Q: What is Catholic art?
A: Catholic art is any thing created by a Catholic artist.

Q: Who is a Catholic artist?
A: A Catholic artist is someone whose art is produced from a distinctly Catholic imagination.

Q: Where does a Catholic imagination come from and how does it happen?
A: Imagination is made up of complimentary internal and external influences: internally from the human person’s interior life — conscience, heart, and mind — and externally by the surrounding cultural context. A Catholic imagination is no different, but it emphasizes the external aspect. Catholic imagination originates from a Catholic culture in the same way that one acquires an ear infection from a bacterial culture: by dwelling, simmering, and stewing in the same place for enough time.

Q: And what is a Catholic culture?
A: There have been and are many of them throughout the last two millennia to the present day, but they all share the same religious metronome, the same heartbeat, the same funky groove: Liturgy.

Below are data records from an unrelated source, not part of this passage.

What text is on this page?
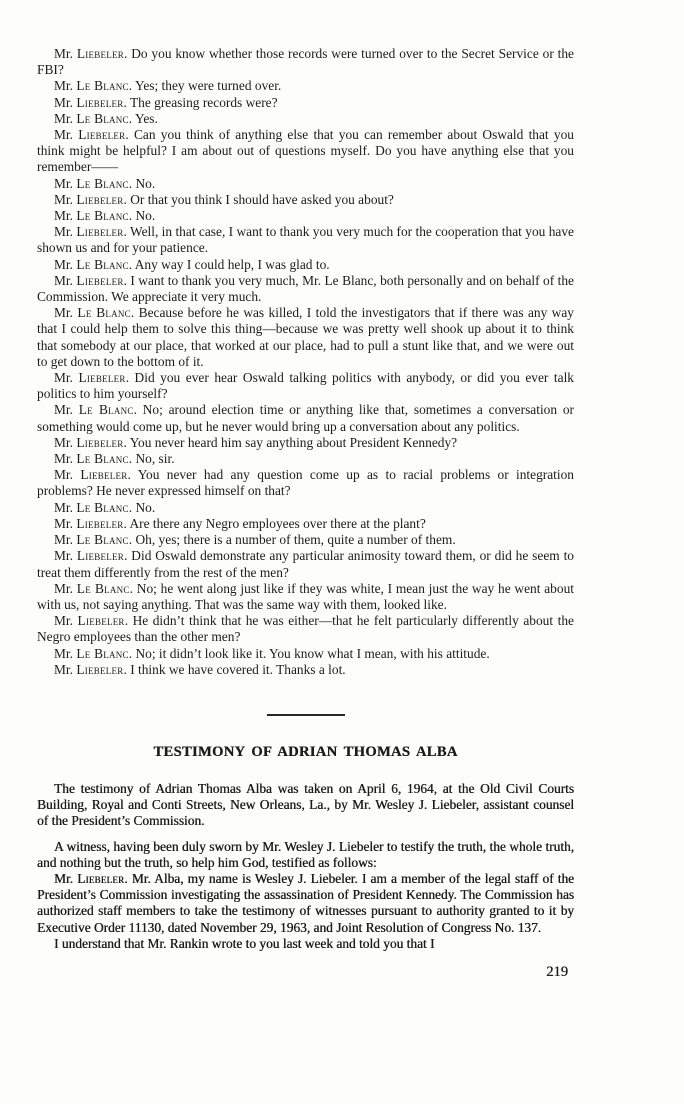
Mr. Liebeler. Do you know whether those records were turned over to the Secret Service or the FBI?

Mr. Le Blanc. Yes; they were turned over.

Mr. Liebeler. The greasing records were?

Mr. Le Blanc. Yes.

Mr. Liebeler. Can you think of anything else that you can remember about Oswald that you think might be helpful? I am about out of questions myself. Do you have anything else that you remember——

Mr. Le Blanc. No.

Mr. Liebeler. Or that you think I should have asked you about?

Mr. Le Blanc. No.

Mr. Liebeler. Well, in that case, I want to thank you very much for the cooperation that you have shown us and for your patience.

Mr. Le Blanc. Any way I could help, I was glad to.

Mr. Liebeler. I want to thank you very much, Mr. Le Blanc, both personally and on behalf of the Commission. We appreciate it very much.

Mr. Le Blanc. Because before he was killed, I told the investigators that if there was any way that I could help them to solve this thing—because we was pretty well shook up about it to think that somebody at our place, that worked at our place, had to pull a stunt like that, and we were out to get down to the bottom of it.

Mr. Liebeler. Did you ever hear Oswald talking politics with anybody, or did you ever talk politics to him yourself?

Mr. Le Blanc. No; around election time or anything like that, sometimes a conversation or something would come up, but he never would bring up a conversation about any politics.

Mr. Liebeler. You never heard him say anything about President Kennedy?

Mr. Le Blanc. No, sir.

Mr. Liebeler. You never had any question come up as to racial problems or integration problems? He never expressed himself on that?

Mr. Le Blanc. No.

Mr. Liebeler. Are there any Negro employees over there at the plant?

Mr. Le Blanc. Oh, yes; there is a number of them, quite a number of them.

Mr. Liebeler. Did Oswald demonstrate any particular animosity toward them, or did he seem to treat them differently from the rest of the men?

Mr. Le Blanc. No; he went along just like if they was white, I mean just the way he went about with us, not saying anything. That was the same way with them, looked like.

Mr. Liebeler. He didn’t think that he was either—that he felt particularly differently about the Negro employees than the other men?

Mr. Le Blanc. No; it didn’t look like it. You know what I mean, with his attitude.

Mr. Liebeler. I think we have covered it. Thanks a lot.

TESTIMONY OF ADRIAN THOMAS ALBA

The testimony of Adrian Thomas Alba was taken on April 6, 1964, at the Old Civil Courts Building, Royal and Conti Streets, New Orleans, La., by Mr. Wesley J. Liebeler, assistant counsel of the President’s Commission.

A witness, having been duly sworn by Mr. Wesley J. Liebeler to testify the truth, the whole truth, and nothing but the truth, so help him God, testified as follows:

Mr. Liebeler. Mr. Alba, my name is Wesley J. Liebeler. I am a member of the legal staff of the President’s Commission investigating the assassination of President Kennedy. The Commission has authorized staff members to take the testimony of witnesses pursuant to authority granted to it by Executive Order 11130, dated November 29, 1963, and Joint Resolution of Congress No. 137.

I understand that Mr. Rankin wrote to you last week and told you that I

219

Catholic cultures occur when and wherever a community lives in harmony, sync, and step with the liturgical pulse of the Church. This is the design and purpose of the structure of the Church: it is setup to allow for Catholicism to culture — and infect.

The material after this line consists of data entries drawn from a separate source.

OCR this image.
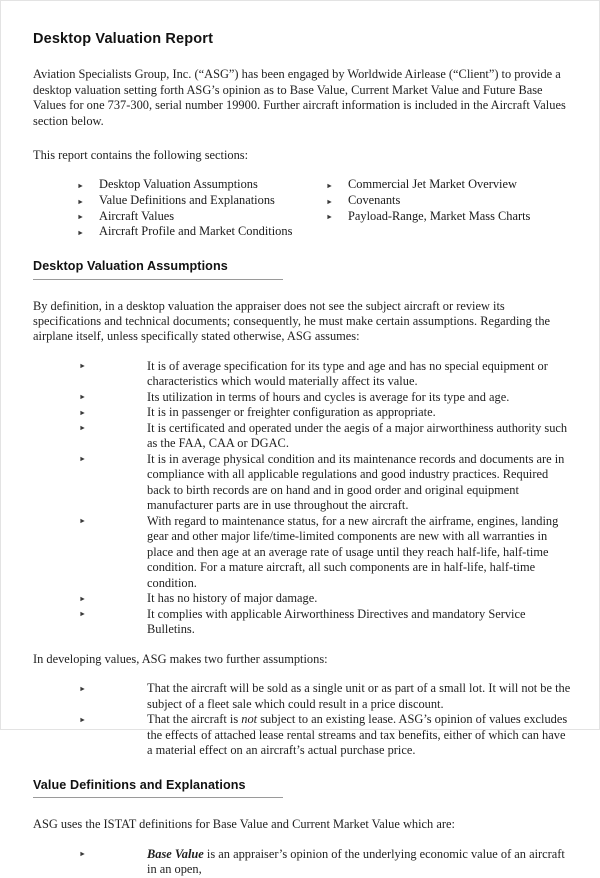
Desktop Valuation Report

Aviation Specialists Group, Inc. (“ASG”) has been engaged by Worldwide Airlease (“Client”) to provide a desktop valuation setting forth ASG’s opinion as to Base Value, Current Market Value and Future Base Values for one 737-300, serial number 19900. Further aircraft information is included in the Aircraft Values section below.

This report contains the following sections:

► Desktop Valuation Assumptions
► Value Definitions and Explanations
► Aircraft Values
► Aircraft Profile and Market Conditions
► Commercial Jet Market Overview
► Covenants
► Payload-Range, Market Mass Charts
Desktop Valuation Assumptions

By definition, in a desktop valuation the appraiser does not see the subject aircraft or review its specifications and technical documents; consequently, he must make certain assumptions. Regarding the airplane itself, unless specifically stated otherwise, ASG assumes:

► It is of average specification for its type and age and has no special equipment or characteristics which would materially affect its value.
► Its utilization in terms of hours and cycles is average for its type and age.
► It is in passenger or freighter configuration as appropriate.
► It is certificated and operated under the aegis of a major airworthiness authority such as the FAA, CAA or DGAC.
► It is in average physical condition and its maintenance records and documents are in compliance with all applicable regulations and good industry practices. Required back to birth records are on hand and in good order and original equipment manufacturer parts are in use throughout the aircraft.
► With regard to maintenance status, for a new aircraft the airframe, engines, landing gear and other major life/time-limited components are new with all warranties in place and then age at an average rate of usage until they reach half-life, half-time condition. For a mature aircraft, all such components are in half-life, half-time condition.
► It has no history of major damage.
► It complies with applicable Airworthiness Directives and mandatory Service Bulletins.

In developing values, ASG makes two further assumptions:

► That the aircraft will be sold as a single unit or as part of a small lot. It will not be the subject of a fleet sale which could result in a price discount.
► That the aircraft is not subject to an existing lease. ASG’s opinion of values excludes the effects of attached lease rental streams and tax benefits, either of which can have a material effect on an aircraft’s actual purchase price.
Value Definitions and Explanations

ASG uses the ISTAT definitions for Base Value and Current Market Value which are:

► Base Value is an appraiser’s opinion of the underlying economic value of an aircraft in an open,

Q: Just why should I care about all of this today?
A: Today we, Catholics, find ourselves living in the most pedagogical, schooled time in human history, but we are slowly becoming mystagogical analphabets, with a receding cultural memory, forgetting how Catholics have danced in the past, and, more alarmingly, preferring to dance to other, more prevalent, liturgical bands and beats. Knowing about Catholicism is not the same as being Catholic. Liturgy as mystagogy is about how the liturgy teaches us to be, to dwell, to love in a distinctly and unmistakably Catholic way.

Q: What is required to live in a Catholic culture?
A: It is simple and free to live in a Catholic culture: one must BE Catholic. Being is all that is required. Do not be fooled, it is difficult to be: to be, one must be-in-love. In a Catholic culture, reading and writing and knowing are all optional. It is possible for pedagogically illiterate, unschooled people — people like Monica — to live and love in a Catholic culture. But it is impossible for mystagogically illiterate, uneducated people to live and love in a Catholic culture.

IV. The Need to Move, to Dance Like Catholics
We need to move. We must dance to live, just as the heart must have a pulse to be alive. Ours is not a stagnant, static, or dead faith. It is alive and dynamic, in constant motion and revolutionary conversion (metanoia). In these heady (modern) times, let us pray for a conversion of the heart: from schooling to education, from orthodoxy to orthopraxy, from pedagogy into mystagogy. From a passive approach to religious culture to an active and artistic one, rooted in an awareness and appetite for the constant, heartfelt presence of Catholic liturgy in our daily, ordinary lives. The timing of Benedict XVI’s call to a Year of Faith is a perfect opportunity to begin anew.